Shaking her head, she packed his nostrils with cotton and sent him back to the pod. There, in the common room, men sat playing board games. Jack made his way to an unoccupied table and began to play solitaire.
Suddenly, two tables away, Aldo lunged across a Scrabble board and grabbed another inmate by the lapels. “You callin’ me a liar?”
The man looked him in the eye. “Yeah, LeGrande. That’s exactly what I’m doing.”
Jack averted his gaze and turned over the queen of spades.
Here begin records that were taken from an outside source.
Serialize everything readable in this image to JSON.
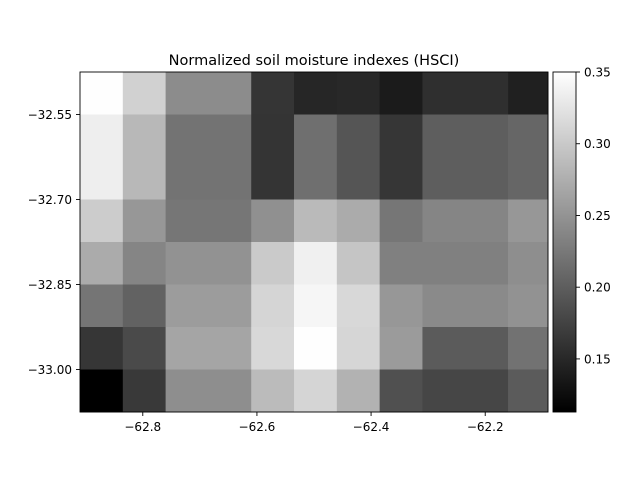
{
  "chart_data": {
    "type": "heatmap",
    "title": "Normalized soil moisture indexes (HSCI)",
    "xlabel": "",
    "ylabel": "",
    "colormap": "gray",
    "x_range": [
      -62.91,
      -62.09
    ],
    "y_range": [
      -33.075,
      -32.475
    ],
    "x_ticks": [
      {
        "value": -62.8,
        "label": "−62.8"
      },
      {
        "value": -62.6,
        "label": "−62.6"
      },
      {
        "value": -62.4,
        "label": "−62.4"
      },
      {
        "value": -62.2,
        "label": "−62.2"
      }
    ],
    "y_ticks": [
      {
        "value": -32.55,
        "label": "−32.55"
      },
      {
        "value": -32.7,
        "label": "−32.70"
      },
      {
        "value": -32.85,
        "label": "−32.85"
      },
      {
        "value": -33.0,
        "label": "−33.00"
      }
    ],
    "colorbar": {
      "range": [
        0.113,
        0.35
      ],
      "ticks": [
        {
          "value": 0.15,
          "label": "0.15"
        },
        {
          "value": 0.2,
          "label": "0.20"
        },
        {
          "value": 0.25,
          "label": "0.25"
        },
        {
          "value": 0.3,
          "label": "0.30"
        },
        {
          "value": 0.35,
          "label": "0.35"
        }
      ]
    },
    "columns": [
      {
        "x0": -62.91,
        "x1": -62.835
      },
      {
        "x0": -62.835,
        "x1": -62.76
      },
      {
        "x0": -62.76,
        "x1": -62.61
      },
      {
        "x0": -62.61,
        "x1": -62.535
      },
      {
        "x0": -62.535,
        "x1": -62.46
      },
      {
        "x0": -62.46,
        "x1": -62.385
      },
      {
        "x0": -62.385,
        "x1": -62.31
      },
      {
        "x0": -62.31,
        "x1": -62.16
      },
      {
        "x0": -62.16,
        "x1": -62.09
      }
    ],
    "rows": [
      {
        "y0": -32.475,
        "y1": -32.55
      },
      {
        "y0": -32.55,
        "y1": -32.625
      },
      {
        "y0": -32.625,
        "y1": -32.7
      },
      {
        "y0": -32.7,
        "y1": -32.775
      },
      {
        "y0": -32.775,
        "y1": -32.85
      },
      {
        "y0": -32.85,
        "y1": -32.925
      },
      {
        "y0": -32.925,
        "y1": -33.0
      },
      {
        "y0": -33.0,
        "y1": -33.075
      }
    ],
    "values": [
      [
        0.349,
        0.307,
        0.243,
        0.162,
        0.148,
        0.15,
        0.138,
        0.157,
        0.143
      ],
      [
        0.334,
        0.284,
        0.22,
        0.161,
        0.216,
        0.192,
        0.163,
        0.2,
        0.208
      ],
      [
        0.334,
        0.284,
        0.22,
        0.161,
        0.216,
        0.192,
        0.163,
        0.2,
        0.208
      ],
      [
        0.303,
        0.253,
        0.223,
        0.247,
        0.286,
        0.272,
        0.223,
        0.237,
        0.253
      ],
      [
        0.272,
        0.237,
        0.249,
        0.301,
        0.336,
        0.296,
        0.232,
        0.232,
        0.245
      ],
      [
        0.222,
        0.204,
        0.258,
        0.311,
        0.342,
        0.314,
        0.253,
        0.241,
        0.249
      ],
      [
        0.163,
        0.182,
        0.266,
        0.314,
        0.349,
        0.312,
        0.257,
        0.198,
        0.219
      ],
      [
        0.113,
        0.166,
        0.245,
        0.287,
        0.311,
        0.278,
        0.187,
        0.178,
        0.198
      ]
    ]
  }
}
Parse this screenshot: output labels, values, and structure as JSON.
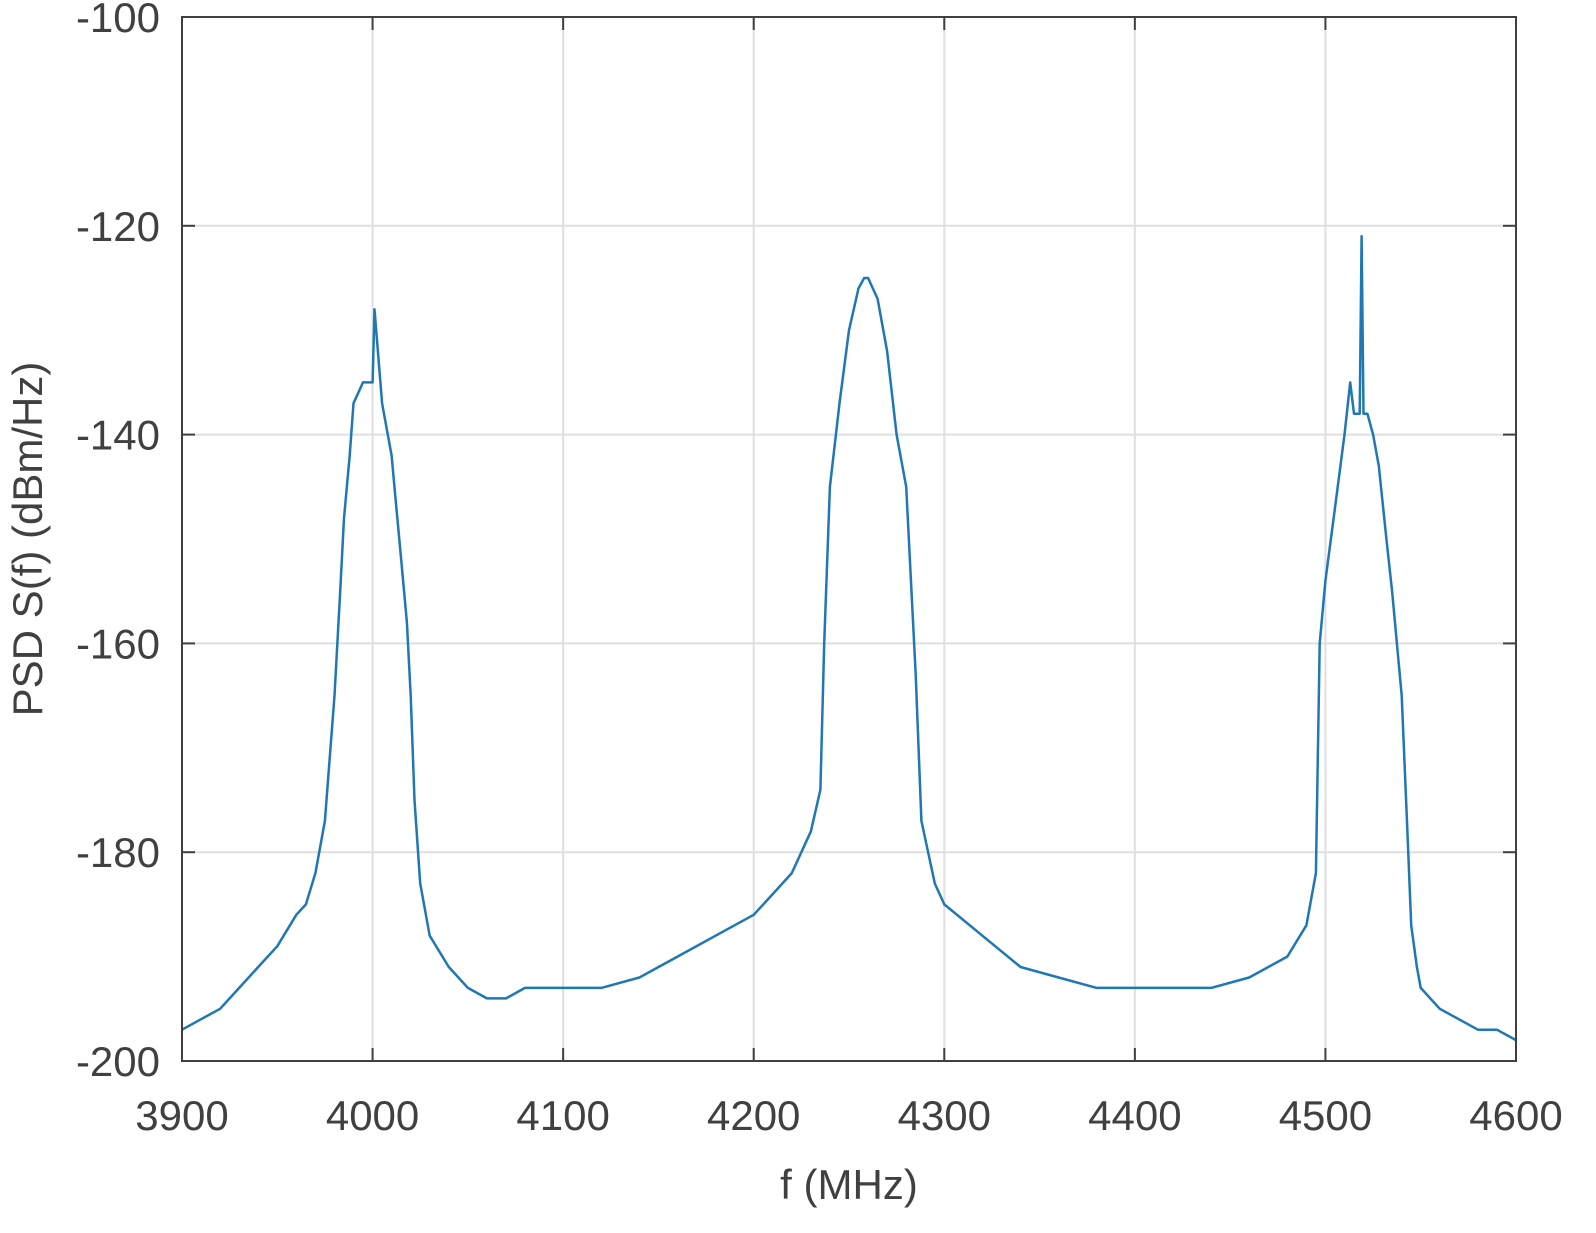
{
  "chart_data": {
    "type": "line",
    "title": "",
    "xlabel": "f (MHz)",
    "ylabel": "PSD S(f)  (dBm/Hz)",
    "xlim": [
      3900,
      4600
    ],
    "ylim": [
      -200,
      -100
    ],
    "xticks": [
      3900,
      4000,
      4100,
      4200,
      4300,
      4400,
      4500,
      4600
    ],
    "yticks": [
      -200,
      -180,
      -160,
      -140,
      -120,
      -100
    ],
    "xtick_labels": [
      "3900",
      "4000",
      "4100",
      "4200",
      "4300",
      "4400",
      "4500",
      "4600"
    ],
    "ytick_labels": [
      "-200",
      "-180",
      "-160",
      "-140",
      "-120",
      "-100"
    ],
    "grid": true,
    "series": [
      {
        "color": "#1f77b4",
        "x": [
          3900,
          3910,
          3920,
          3930,
          3940,
          3950,
          3960,
          3965,
          3970,
          3975,
          3980,
          3983,
          3985,
          3988,
          3990,
          3995,
          4000,
          4001,
          4005,
          4010,
          4012,
          4015,
          4018,
          4020,
          4022,
          4025,
          4030,
          4040,
          4050,
          4060,
          4070,
          4080,
          4100,
          4120,
          4140,
          4160,
          4180,
          4200,
          4210,
          4220,
          4230,
          4235,
          4237,
          4240,
          4245,
          4250,
          4255,
          4258,
          4260,
          4265,
          4270,
          4275,
          4280,
          4285,
          4288,
          4295,
          4300,
          4320,
          4340,
          4360,
          4380,
          4400,
          4420,
          4440,
          4460,
          4480,
          4490,
          4495,
          4497,
          4500,
          4505,
          4510,
          4513,
          4515,
          4518,
          4519,
          4520,
          4522,
          4525,
          4528,
          4532,
          4535,
          4540,
          4543,
          4545,
          4548,
          4550,
          4560,
          4570,
          4580,
          4590,
          4600
        ],
        "y": [
          -197,
          -196,
          -195,
          -193,
          -191,
          -189,
          -186,
          -185,
          -182,
          -177,
          -165,
          -155,
          -148,
          -142,
          -137,
          -135,
          -135,
          -128,
          -137,
          -142,
          -146,
          -152,
          -158,
          -165,
          -175,
          -183,
          -188,
          -191,
          -193,
          -194,
          -194,
          -193,
          -193,
          -193,
          -192,
          -190,
          -188,
          -186,
          -184,
          -182,
          -178,
          -174,
          -160,
          -145,
          -137,
          -130,
          -126,
          -125,
          -125,
          -127,
          -132,
          -140,
          -145,
          -163,
          -177,
          -183,
          -185,
          -188,
          -191,
          -192,
          -193,
          -193,
          -193,
          -193,
          -192,
          -190,
          -187,
          -182,
          -160,
          -154,
          -147,
          -140,
          -135,
          -138,
          -138,
          -121,
          -138,
          -138,
          -140,
          -143,
          -150,
          -155,
          -165,
          -178,
          -187,
          -191,
          -193,
          -195,
          -196,
          -197,
          -197,
          -198
        ]
      }
    ]
  }
}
Put it there, on the column with the five of diamonds . . .
“I’m telling you, it’s a word,” Aldo insisted.
Hearing the commotion, the correctional officer on duty appeared. “What’s the matter, Aldo? Someone not want to share his toys with you?”
Aldo jammed his finger at the game board. “Isn’t this a word?”
The guard leaned closer. “O-C-H-E-R. I’ve never heard it.”
“It’s a word,” Jack said quietly.
Aldo turned with a smug grin. “You tell ’em, Teach. I read it in one of your books.”
“Ocher,” Jack said. “It’s a color. Kind of orange.”
“Twenty-seven points,” Aldo added.
His opponent narrowed his eyes at Jack. “Why the hell should I listen to you?”
“Because he studies all kinds of stuff,” Aldo said. “He knows the answers to all kinds of questions.”
Jack wished Aldo would just shut up. “Not the ones that matter,” he muttered.
Jack scraped the shovel along the concrete, holding his breath against the pungent stink of manure as he tossed another load into the wheelbarrow. The cows twisted their muscular necks to blink at him with great brown eyes, their udders already swollen with milk again and distending their legs like a bellows.
One of the cows lowed at him, batting eyelashes as long as his pinky. Gently, he moved his shovel to one hand and traced the marbled black-and-white pattern of her hips and side. The heat and softness of it made his throat close.
Without warning, his shovel was knocked away and he found himself sprawled facedown. He felt the scratch of hay against his temple, the fetid puddle of manure beneath his cheek, and the cold bare air on his backside as his jeans were wrenched down. The deep voice of Mountain Felcher curled at the nape of his neck. “How much you know, Einstein? You know that I was gonna do this to you?”